The data collection was limited to Qatari subjects and partitioned by sex. The large number of DPTs results in a sufficiently large number in each 1 year age span and consequently for the individual TDS to ensure a narrow range of the CI of the differences between females and males. In practice, over 73% of the AaA values for the individual TDS were earlier in females. This emphasizes the importance of sex-specific data in addition to the need for ethnic specific data.

This work is part of a large dental age estimation project looking at different ancestral or identifiable human groups [6, 12, 13]. The main purpose of the study was to establish a RDS for the Qatari population. This was achieved using the 8 stage system of TDSs. A strong justification for this is that it has been shown to return the highest WOA and BOA using Cohen’s kappa. The scheme is practical, reliable, and easy to use as has been shown by the German research team [14]. Other publications using SAM have shown consistent accuracy within 6 months of the CA [13, 15].

The second part of the Demirjian, Goldstein, and Tanner method [2] has not been used as it has been suggested that age estimates based on the French-Canadian population are not applicable to other populations [2]. The method used here has been named as the simple average method (SAM) as it uses all the tooth morphology types without any idiosyncratic weighting, and on logical grounds, it is intuitively more informative to use as much information by using all tooth morphology types available [6].

A simple assessment to emphasize the need for ancestral specific data is to compare two TDS at random: Kuwait LL7Gf cf Qatar LL7Gf. These two stages from different Middle Eastern populations provide data as follows – Kuwait LL7Gf n-tds = 95, x-tds = 13.56, sd-tds = 1.55; Qatar LL7Gf n-tds = 222, x-tds = 11.65, sd-tds = 0.98. The difference of 1.91 years is highly statistically different. Whether this applies to the other TDSs in these RDSs is a matter for future investigation and report. This raises the important question of the suitability of using apparently similar genetic backgrounds for DAE.

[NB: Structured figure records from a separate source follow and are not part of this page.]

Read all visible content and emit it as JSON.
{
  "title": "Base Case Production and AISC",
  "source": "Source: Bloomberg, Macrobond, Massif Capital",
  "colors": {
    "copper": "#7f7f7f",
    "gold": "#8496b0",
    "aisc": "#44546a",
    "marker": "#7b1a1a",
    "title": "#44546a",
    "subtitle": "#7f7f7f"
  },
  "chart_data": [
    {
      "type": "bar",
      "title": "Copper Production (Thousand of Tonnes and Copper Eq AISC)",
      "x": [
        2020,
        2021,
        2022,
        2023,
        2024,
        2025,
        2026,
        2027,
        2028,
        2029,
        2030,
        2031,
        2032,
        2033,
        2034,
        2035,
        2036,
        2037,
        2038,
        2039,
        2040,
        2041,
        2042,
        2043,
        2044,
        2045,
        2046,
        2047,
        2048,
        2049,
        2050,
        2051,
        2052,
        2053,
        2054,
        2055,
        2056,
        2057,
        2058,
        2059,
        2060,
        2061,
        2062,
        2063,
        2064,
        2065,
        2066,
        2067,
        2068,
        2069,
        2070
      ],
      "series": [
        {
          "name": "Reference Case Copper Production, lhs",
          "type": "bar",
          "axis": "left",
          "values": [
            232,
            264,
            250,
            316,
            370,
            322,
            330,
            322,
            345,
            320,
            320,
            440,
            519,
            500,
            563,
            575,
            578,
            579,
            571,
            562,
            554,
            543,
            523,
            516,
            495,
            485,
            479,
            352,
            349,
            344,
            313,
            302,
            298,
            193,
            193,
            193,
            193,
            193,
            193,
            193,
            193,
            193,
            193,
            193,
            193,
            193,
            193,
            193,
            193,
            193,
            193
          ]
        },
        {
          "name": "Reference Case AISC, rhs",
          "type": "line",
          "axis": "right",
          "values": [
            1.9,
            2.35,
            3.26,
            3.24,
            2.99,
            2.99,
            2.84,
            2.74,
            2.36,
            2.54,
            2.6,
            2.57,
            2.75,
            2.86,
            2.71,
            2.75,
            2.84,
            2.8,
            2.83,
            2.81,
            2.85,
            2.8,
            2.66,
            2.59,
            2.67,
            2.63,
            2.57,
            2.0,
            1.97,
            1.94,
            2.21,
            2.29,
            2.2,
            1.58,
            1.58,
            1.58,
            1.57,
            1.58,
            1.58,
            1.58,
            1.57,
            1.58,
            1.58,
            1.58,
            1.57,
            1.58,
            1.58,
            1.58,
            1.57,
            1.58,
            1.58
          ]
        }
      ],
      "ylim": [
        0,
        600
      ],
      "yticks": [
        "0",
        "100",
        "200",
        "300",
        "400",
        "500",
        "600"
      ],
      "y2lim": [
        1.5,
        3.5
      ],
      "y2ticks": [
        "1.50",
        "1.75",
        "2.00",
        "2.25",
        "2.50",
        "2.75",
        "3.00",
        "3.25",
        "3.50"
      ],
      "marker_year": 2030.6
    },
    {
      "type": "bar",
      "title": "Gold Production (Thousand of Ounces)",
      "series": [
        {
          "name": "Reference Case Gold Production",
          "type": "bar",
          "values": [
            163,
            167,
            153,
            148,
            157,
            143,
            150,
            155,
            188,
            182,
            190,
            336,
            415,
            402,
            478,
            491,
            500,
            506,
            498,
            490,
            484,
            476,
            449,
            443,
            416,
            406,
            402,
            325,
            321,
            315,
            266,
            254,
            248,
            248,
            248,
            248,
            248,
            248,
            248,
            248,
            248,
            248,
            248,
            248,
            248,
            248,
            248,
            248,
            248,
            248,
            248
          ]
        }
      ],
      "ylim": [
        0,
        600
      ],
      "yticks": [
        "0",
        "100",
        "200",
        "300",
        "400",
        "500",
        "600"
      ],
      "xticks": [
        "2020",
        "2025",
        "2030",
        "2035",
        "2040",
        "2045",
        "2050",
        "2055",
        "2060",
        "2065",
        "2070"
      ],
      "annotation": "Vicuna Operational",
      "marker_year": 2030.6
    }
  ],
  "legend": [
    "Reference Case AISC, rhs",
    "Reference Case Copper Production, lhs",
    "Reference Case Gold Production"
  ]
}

The robust nature of the present study has been supported by the following:

  1. 1.

    A single identifiable human group – Qatari subjects – has been used to create the reference data set.

  2. 2.

    Training and careful management of the WOA and BOA supports the use of the 8 stage TDS system.

  3. 3.

    A validation set was used to test the accuracy of the RDS when used to estimate the dental age of Qatari children, adolescents, and young adults.

Conclusion

A reference data set for the mean age at assessment of the different TDS for the Qatari population has been established. The average difference between CA and DA for female and male subjects was 4.8 months and 4.5 months, respectively.

Key points

  1. 1.

    A large reference data set has been established for Qatari subjects.

  2. 2.

    There is a clear difference between Age at Assessment for females and males as regards Tooth Development Stages.

  3. 3.

    The Simple Average Method provides age estimation within 5 months of the Chronological Age.